Falcon, No. 11. This stupid hole is 256 yards and that's roughly 25 yards longer than my best drives ever go. It's a par-save at best before I even tee it up. Plus, if I get the idea to cream the ball, there is OB with the Eagle course on the left side.
Eagle, No. 8. I call this the "Moat Hole". I'm not sure a single hole has caused my more pain over the years. It's a pretty mundane-sounding 150 yards, but has a massive hazard that covers the entire front three sides. For what-ever reason, I hook my tee shot into the left portion of the hazard nearly 75% of the time. Plus, if the wind is up, it's straight in your face on this hole. Lots of rounds on this course tend to come off the rails right here.

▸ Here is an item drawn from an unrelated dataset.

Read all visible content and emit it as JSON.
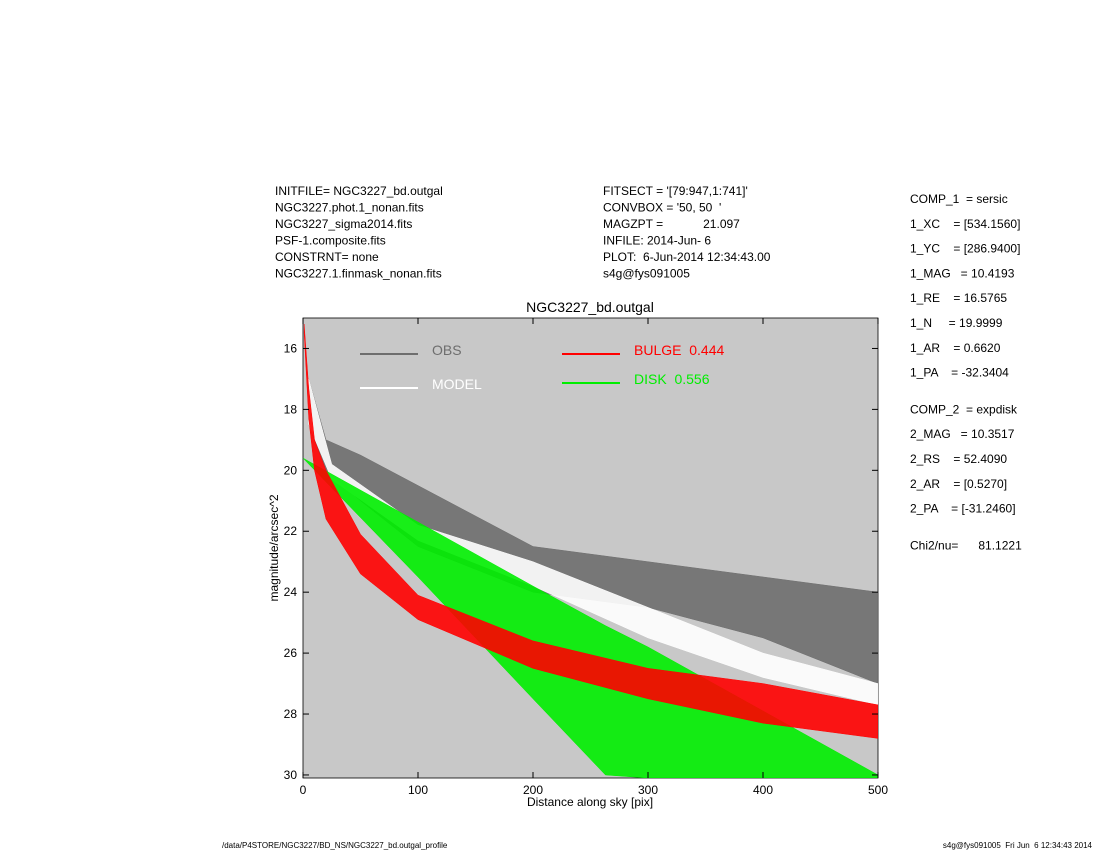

I'm painfully short, but on one scorching August day the fairways at Kittyhawk were harder than Wagoner Ford Rd. on the other side of the fence. I hit a perfectly adequate drive on No. 7 of the Eagle course and watched the ball hop, skip and roll straight down the middle. For the first time before or since, I hit a PW to that green and birdied it. So I'd estimate about 290 total, but probably only 230 carry.
If players were allowed to repair spike marks then some would state that every perceived imperfection on a putting green was an "old" spike mark and tap them down on their line of putt: (a) giving them a advantage, and (b) significantly slowing up play. The spike mark solution is simple: (1) After you putt out, tap down all spike marks in the vicinity of the hole so that all of the following groups won't have any interference by them. (2) Pick up your feet.